The urinary tract infection pathogens were identified by examining which signals on the sensor chip were elevated. The entire experiment from sample collection to result read-out took only 45 minutes.

"Our research also showed that GeneFluidics' biosensor avoided problems inherent in alternative molecular approaches, such as PCR, that require the repeated copying of bacterial DNA or RNA prior to testing," said lead author Dr. Joseph Liao, clinical instructor of urology at the David Geffen School of Medicine at UCLA.

"We found that these amplification methods do not provide reproducible results."

Urinary tract infection is the most common urological disease in the United States and the most common bacterial infection of any organ system.

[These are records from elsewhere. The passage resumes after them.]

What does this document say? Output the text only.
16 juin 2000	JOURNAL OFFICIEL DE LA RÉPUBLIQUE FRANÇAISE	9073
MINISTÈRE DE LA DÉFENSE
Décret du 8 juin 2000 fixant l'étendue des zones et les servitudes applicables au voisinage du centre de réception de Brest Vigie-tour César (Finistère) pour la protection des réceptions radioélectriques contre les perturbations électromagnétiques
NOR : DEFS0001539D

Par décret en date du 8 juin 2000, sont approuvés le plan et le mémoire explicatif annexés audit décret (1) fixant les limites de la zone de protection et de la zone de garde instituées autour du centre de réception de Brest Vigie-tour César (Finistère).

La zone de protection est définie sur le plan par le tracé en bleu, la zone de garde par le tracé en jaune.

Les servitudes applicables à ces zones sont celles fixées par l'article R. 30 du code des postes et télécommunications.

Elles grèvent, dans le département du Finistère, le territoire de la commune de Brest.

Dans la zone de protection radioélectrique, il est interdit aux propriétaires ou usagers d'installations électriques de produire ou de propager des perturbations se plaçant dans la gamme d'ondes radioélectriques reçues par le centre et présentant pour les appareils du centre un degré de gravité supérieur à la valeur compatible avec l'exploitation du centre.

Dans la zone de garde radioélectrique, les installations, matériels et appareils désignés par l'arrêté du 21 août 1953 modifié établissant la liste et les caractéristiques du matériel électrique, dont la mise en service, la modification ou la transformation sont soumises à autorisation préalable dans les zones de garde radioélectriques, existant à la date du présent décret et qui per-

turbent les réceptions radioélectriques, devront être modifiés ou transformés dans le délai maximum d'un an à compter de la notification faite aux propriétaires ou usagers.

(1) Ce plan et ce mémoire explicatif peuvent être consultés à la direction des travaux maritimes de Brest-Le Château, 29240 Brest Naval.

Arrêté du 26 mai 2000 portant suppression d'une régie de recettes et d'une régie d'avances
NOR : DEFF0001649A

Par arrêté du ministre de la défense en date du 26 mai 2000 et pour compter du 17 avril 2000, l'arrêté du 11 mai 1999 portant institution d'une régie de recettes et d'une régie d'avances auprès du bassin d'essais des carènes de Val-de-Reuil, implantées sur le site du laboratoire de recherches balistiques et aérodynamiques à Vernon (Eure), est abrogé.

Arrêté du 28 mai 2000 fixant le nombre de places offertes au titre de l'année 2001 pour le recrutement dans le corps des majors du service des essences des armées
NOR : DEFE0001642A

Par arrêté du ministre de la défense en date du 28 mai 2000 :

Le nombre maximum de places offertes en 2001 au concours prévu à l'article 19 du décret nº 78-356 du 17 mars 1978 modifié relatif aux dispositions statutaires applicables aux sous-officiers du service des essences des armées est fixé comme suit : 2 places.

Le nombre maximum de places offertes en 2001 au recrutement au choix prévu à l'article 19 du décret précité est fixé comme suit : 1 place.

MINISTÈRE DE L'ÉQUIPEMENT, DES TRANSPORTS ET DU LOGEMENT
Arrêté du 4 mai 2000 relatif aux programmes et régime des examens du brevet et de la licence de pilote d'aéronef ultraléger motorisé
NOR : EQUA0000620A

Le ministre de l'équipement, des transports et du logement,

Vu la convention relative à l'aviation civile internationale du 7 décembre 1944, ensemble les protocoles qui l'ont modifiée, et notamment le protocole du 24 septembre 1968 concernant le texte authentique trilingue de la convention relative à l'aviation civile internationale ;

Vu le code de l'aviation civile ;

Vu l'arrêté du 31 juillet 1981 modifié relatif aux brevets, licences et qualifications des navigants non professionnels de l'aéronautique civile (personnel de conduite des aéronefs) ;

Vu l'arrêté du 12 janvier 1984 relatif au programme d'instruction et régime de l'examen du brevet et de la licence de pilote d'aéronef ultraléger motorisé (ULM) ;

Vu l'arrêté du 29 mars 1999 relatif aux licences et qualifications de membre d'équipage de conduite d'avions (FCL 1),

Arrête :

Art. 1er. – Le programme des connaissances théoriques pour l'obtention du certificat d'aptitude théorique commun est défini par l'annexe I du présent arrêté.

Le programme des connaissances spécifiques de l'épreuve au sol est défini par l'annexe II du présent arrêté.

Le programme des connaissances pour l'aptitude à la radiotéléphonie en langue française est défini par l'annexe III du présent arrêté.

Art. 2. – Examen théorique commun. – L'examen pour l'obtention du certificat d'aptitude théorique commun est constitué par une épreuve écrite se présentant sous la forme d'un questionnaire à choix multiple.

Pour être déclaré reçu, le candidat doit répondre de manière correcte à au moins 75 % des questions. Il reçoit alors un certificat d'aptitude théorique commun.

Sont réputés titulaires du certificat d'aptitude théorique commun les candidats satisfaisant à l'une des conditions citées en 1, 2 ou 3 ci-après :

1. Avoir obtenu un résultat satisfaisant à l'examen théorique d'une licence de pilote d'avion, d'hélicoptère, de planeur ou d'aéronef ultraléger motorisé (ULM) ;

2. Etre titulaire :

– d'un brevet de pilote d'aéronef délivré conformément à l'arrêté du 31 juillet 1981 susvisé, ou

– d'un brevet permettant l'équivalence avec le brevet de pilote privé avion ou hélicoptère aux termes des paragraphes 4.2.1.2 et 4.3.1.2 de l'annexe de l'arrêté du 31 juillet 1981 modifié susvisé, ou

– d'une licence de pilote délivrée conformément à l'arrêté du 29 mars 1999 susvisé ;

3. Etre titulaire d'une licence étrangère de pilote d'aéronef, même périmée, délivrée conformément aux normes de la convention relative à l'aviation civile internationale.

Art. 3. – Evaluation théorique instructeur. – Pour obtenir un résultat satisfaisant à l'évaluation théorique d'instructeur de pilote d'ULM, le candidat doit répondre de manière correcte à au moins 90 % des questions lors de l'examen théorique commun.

Urinary tract infection is a major cause of patient death and health care expenditure for all age groups, accounting for more than 7 million office visits and more than 1 million hospital admissions per year.

In the hospital, catheter associated urinary tract infection accounts for 40 per cent of all in-hospital acquired infections - more than 1 million cases each year. The total cost of urinary tract infections to the United States health care system in 2000 was approximately 3.5 billion dollars.

There is considerable interest in decreasing overall health care costs by providing smarter medicine. When laboratory-quality testing can be rapidly performed by anyone, anywhere, and the results made available in 'real-time,' tremendous improvement in patient care will be seen.

"Results were impressive for this initial 78-sample clinical study," said Bernard Churchill, chief of paediatric urology at the Clark-Morrison Children's Urological Center at UCLA and principal investigator.

"By coupling UCLA's robust probes with GeneFluidics' ultra sensitive biosensor system, we were able to identify urinary tract infection pathogens in a time frame that would enable physicians to make dramatically superior clinical decisions."

Ongoing work at UCLA and the VA Medical Center is focused on developing even better detection methods to bring the urinary tract infection biosensor chip from "bench to bedside."

At GeneFluidics, engineers are integrating the biosensors into microfluidic cartridges and building a new instrument for faster and completely automated experimentation. The team anticipates the rapid test could become available in the next two to three years.

The research is reported in the February 2006 issue of the peer-reviewed Journal of Clinical Microbiology.